En comparaison du pharisien, qu’est-ce que le publicain peut offrir pour justifier l’éloge du Christ? Rien! Mais il sait, il ne s’illusionne pas, il constate qu’il ne vaut rien: “Je suis un pécheur.” Son attitude manifeste combien il a conscience de sa pauvreté: il se tient à distance, il n’ose même pas lever les yeux vers le ciel, il répète en se frappant la poitrine, “Ô Dieu, aie pitié de moi.” Ce publicain ne se regarde pas, car il n’a en lui aucun signe d’espérance.

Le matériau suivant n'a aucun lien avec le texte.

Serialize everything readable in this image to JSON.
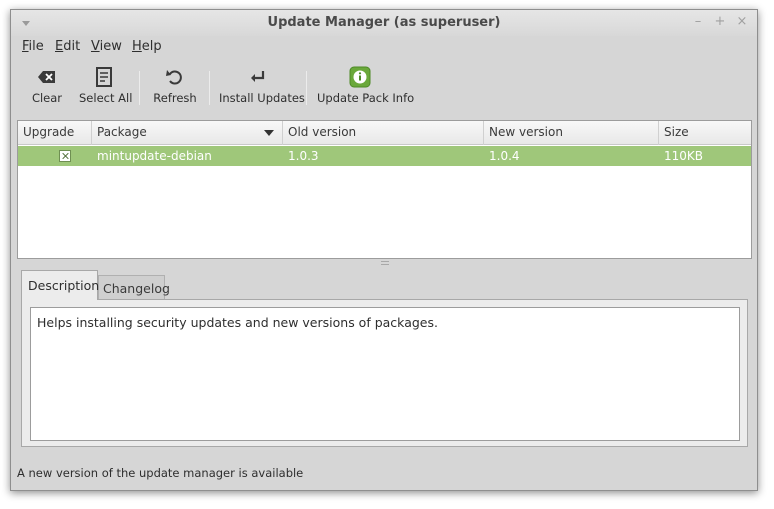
{
  "window": {
    "title": "Update Manager (as superuser)"
  },
  "menubar": {
    "items": [
      {
        "label": "File",
        "underline": "F",
        "rest": "ile"
      },
      {
        "label": "Edit",
        "underline": "E",
        "rest": "dit"
      },
      {
        "label": "View",
        "underline": "V",
        "rest": "iew"
      },
      {
        "label": "Help",
        "underline": "H",
        "rest": "elp"
      }
    ]
  },
  "toolbar": {
    "clear_label": "Clear",
    "select_all_label": "Select All",
    "refresh_label": "Refresh",
    "install_label": "Install Updates",
    "pack_info_label": "Update Pack Info",
    "icons": {
      "clear": "backspace-icon",
      "select_all": "list-icon",
      "refresh": "refresh-icon",
      "install": "return-arrow-icon",
      "pack_info": "info-icon"
    },
    "info_icon_color": "#6aa83a"
  },
  "packages": {
    "columns": [
      "Upgrade",
      "Package",
      "Old version",
      "New version",
      "Size"
    ],
    "rows": [
      {
        "upgrade": true,
        "package": "mintupdate-debian",
        "old_version": "1.0.3",
        "new_version": "1.0.4",
        "size": "110KB"
      }
    ],
    "selected_row_color": "#9fc77a"
  },
  "tabs": [
    {
      "label": "Description",
      "active": true
    },
    {
      "label": "Changelog",
      "active": false
    }
  ],
  "description": {
    "text": "Helps installing security updates and new versions of packages."
  },
  "status": {
    "text": "A new version of the update manager is available"
  }
}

Désespéré de lui-même, il cherche en Dieu seul une lueur d’espoir. Il est ouvert à l’intervention miséricordieuse de Dieu. Il se range parmi les pauvres de la béatitude fondamentale, la première, ceux qui comprennent que rien en nous-mêmes peut nous procurer le bonheur. Notre seule garantie de vivre se trouve dans l’amour de Dieu, qui donne gratuitement.

Jésus répète à diverses reprises que, pour être grand, pour obtenir la vie et le bonheur, il faut se faire petit comme un enfant, se mettre au service des autres et leur laver les pieds comme il s’est abaissé lui-même devant ses disciples.